Apparently, this man was influential.

And evidentially, the man didn’t heed Paul’s words, because he continued to live in sin, and he led an open revolt against Paul and he took some of the church leaders with him.

Nevertheless, Paul wrote a second letter to the Corinthian church, and because of that letter they came back into line.

When they did, they recognized the evil that this man had done and they disciplined him.

But in the process, Paul was badly wronged by this man and by others in the church.

They said that Paul didn’t have the authority to criticize them.

And they also said that he didn’t have any letters of commendation from the church leaders in Jerusalem.

They bragged that they had letters of approval from Jerusalem and then they insulted Paul by saying that he had a weak and unimpressive appearance.

They also accused him of going back on his word, since he didn’t visit Corinth when he said he would.

If ever a man was wronged, Paul was.

But Paul had a strong Christian witness, even under fire, and he is the example that we are going to use today as we learn from God’s Word what to do “When You Have Been Wronged.”

Paul has provided us with three basic truths that we can apply to our own lives when we have been wronged.

The first of these truths is this, “ANY TIME WE ARE WRONGED WE CAN LEARN A LESSON FROM THE EXPERIENCE AND WE CAN EMERGE FROM THE EXPERIENCE, STRONGER AND WISER.”

When Paul was wronged, he learned three lessons from his experience.

For one thing, he learned how to triumph over wrong.

When I say you can triumph over wrong, I don’t mean that you can overcome it or defeat it.

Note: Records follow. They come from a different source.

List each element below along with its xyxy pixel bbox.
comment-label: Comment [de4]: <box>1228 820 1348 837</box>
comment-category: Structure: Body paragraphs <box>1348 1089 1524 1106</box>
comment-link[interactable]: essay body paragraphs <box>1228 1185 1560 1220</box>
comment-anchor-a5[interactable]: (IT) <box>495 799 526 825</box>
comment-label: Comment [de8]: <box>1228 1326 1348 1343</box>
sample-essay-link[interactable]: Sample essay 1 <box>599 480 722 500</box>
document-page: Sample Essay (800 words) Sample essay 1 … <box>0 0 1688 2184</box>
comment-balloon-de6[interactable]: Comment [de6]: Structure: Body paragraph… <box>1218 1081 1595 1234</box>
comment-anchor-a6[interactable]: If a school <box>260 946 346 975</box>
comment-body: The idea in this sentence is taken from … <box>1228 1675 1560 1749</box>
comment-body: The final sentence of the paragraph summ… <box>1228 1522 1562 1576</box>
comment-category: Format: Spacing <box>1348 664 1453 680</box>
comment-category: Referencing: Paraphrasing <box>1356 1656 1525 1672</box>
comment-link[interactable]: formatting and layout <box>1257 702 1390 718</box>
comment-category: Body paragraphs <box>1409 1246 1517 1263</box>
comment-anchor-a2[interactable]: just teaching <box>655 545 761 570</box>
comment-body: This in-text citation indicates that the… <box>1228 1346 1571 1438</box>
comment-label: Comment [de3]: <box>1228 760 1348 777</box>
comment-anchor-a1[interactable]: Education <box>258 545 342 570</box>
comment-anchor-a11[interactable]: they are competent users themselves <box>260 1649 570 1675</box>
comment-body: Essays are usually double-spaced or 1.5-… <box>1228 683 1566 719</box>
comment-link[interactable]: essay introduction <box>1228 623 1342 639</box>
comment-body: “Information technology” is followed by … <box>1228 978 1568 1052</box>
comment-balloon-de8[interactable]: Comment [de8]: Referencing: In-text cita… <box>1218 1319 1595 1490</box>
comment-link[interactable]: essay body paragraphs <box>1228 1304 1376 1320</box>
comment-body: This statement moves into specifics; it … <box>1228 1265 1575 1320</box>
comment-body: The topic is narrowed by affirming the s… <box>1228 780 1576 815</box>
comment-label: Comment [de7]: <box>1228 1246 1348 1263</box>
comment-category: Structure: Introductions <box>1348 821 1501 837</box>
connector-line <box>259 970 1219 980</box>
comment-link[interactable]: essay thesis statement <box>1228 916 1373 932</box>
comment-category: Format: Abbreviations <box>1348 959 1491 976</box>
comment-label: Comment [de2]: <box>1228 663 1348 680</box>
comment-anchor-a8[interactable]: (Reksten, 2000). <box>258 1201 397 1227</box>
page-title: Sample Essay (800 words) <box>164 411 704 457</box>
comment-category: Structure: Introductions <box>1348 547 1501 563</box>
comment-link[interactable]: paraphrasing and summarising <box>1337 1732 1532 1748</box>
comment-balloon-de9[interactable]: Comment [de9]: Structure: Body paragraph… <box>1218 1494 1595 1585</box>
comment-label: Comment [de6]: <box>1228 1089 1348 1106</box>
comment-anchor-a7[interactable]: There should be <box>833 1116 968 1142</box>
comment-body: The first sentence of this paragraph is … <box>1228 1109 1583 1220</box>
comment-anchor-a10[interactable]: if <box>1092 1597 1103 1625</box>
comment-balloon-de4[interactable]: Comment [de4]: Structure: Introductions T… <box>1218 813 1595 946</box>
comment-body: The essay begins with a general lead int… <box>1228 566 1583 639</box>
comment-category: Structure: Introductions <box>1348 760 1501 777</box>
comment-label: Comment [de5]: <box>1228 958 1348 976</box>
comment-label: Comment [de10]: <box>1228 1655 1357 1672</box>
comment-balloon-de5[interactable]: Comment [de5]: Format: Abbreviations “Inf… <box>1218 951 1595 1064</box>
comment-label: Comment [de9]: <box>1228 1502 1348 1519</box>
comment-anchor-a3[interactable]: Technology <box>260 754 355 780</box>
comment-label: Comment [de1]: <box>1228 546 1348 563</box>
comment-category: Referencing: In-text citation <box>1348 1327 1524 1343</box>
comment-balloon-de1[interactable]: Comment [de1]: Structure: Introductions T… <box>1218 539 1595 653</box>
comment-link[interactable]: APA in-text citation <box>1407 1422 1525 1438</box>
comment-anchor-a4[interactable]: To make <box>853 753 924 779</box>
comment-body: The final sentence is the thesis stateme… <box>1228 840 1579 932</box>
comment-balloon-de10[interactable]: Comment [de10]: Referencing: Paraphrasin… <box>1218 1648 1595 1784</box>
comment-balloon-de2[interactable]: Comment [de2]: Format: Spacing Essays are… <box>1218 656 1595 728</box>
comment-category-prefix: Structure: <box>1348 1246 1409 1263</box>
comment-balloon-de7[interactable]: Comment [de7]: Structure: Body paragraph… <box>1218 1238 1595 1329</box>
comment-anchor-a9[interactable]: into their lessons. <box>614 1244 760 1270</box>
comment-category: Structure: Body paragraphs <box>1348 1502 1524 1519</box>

But rather, you can refuse to be overcome or defeated by the wrong that has been done to you.

We may not be able to control what others do, but we can control how we respond to the wrong that they do to us.

Friends, there is both a human side and a divine side to this victory over the bad things that others do to us.

And if we will do our part, God will do his part.

You may ask, “What is our Part?” Or “What can we do?”

Well, there is such a thing as human endurance.

Paul had this to say in 2 Corinthians, “If we are afflicted, it is for your comfort and salvation; and if we are comforted, it is for your comfort, which you experience when you patiently endure the same sufferings that we suffer” (1:6).

Here, Paul is saying, “If we are afflicted, it is for your good, or if we are comforted, it is for your good.”

Everything else is secondary to these two main ideas.

Paul does not glory in suffering, as such.

But, he knows that suffering identifies us with Christ and with His church.

He also knows that, if you are suffering, there will be comfort for your suffering.